Technique is never an artist’s enemy. A painter will try goache, oil or wash drawing techniques. You and the cinematographer on a film simply want the most out of the camera. Unlike 35mm film, video doesn’t have depth of field: right close up or very far off, you get the same sharp image. To give the shots depth, we tried to add as much colour as possible, using painted walls and brightly-coloured clothing. And we established the film’s visual style to suit the story of these people who watch each other from their balconies.

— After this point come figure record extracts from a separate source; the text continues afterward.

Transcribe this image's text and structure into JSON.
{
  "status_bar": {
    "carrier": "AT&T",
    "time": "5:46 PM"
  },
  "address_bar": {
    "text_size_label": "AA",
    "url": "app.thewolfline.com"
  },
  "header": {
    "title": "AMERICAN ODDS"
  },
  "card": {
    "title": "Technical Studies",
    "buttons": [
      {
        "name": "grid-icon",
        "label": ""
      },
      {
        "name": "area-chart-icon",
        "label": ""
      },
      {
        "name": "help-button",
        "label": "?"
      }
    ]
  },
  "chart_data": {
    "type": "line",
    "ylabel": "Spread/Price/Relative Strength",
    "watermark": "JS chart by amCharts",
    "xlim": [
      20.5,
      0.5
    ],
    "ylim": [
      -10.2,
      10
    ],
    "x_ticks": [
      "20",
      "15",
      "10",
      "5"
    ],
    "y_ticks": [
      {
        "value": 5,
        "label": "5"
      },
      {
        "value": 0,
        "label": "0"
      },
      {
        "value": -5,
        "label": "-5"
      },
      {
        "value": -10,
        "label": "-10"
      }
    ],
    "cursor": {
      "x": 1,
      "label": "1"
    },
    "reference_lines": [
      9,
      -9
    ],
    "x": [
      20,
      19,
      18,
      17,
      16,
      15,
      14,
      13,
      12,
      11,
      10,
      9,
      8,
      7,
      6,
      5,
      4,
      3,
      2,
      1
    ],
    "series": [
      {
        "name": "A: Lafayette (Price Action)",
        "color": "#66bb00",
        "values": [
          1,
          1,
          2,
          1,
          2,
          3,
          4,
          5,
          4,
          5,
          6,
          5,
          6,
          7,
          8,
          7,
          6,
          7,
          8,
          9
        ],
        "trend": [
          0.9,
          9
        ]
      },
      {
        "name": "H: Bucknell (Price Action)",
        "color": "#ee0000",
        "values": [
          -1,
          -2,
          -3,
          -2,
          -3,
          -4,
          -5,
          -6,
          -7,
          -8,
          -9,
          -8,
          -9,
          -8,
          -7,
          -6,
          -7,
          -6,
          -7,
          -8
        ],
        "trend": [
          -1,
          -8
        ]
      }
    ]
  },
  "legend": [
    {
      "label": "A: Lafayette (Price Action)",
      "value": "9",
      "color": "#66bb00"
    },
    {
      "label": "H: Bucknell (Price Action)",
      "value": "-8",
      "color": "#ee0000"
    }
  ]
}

When a new technology appears, we often start by asking the wrong questions. Digital video is cheaper, so will it lower artistic standards? Not at all. The invention of the pencil didn’t lead to standardized literature. Young directors have to understand that there are no such things as easy images, only a less costly way to tackle problems. But the fear that new techniques will make things uniform is understandable. Digital video has given rise to a fashion that says because the cameras are light, you ought to run all over the place. But do you remember Julien Duvivier’s film The Great Waltz? The camera was big as a wardrobe, but it spun round with the greatest of ease because the film required it to. Likewise, a video film sometimes requires fixed shots.
Doubts about new technology tend to centre on distribution, because there is talk of cinemas showing films beamed in by satellite. For big films, shown in thousands of cinemas, this method is justified. But the telecommunications giants are trying to secure a monopoly. So what will happen then to all the “little” films produced in poor countries?
The power of technology, however, always reaches a limit. For many years, we were cut off from each other by television and its production methods. All of us: viewers, producers and scriptwriters. But look at the credits of Fellini’s or Youssef Chahine’s films from the 1950s. There were many authors—people who wanted to meet each other and talk about life and films. It was wonderful. Today young filmmakers are rubbing shoulders, working together and fighting against such isolation. The same desire is there. And that goes for me too. Every film I make, I want to get as many people together as I can.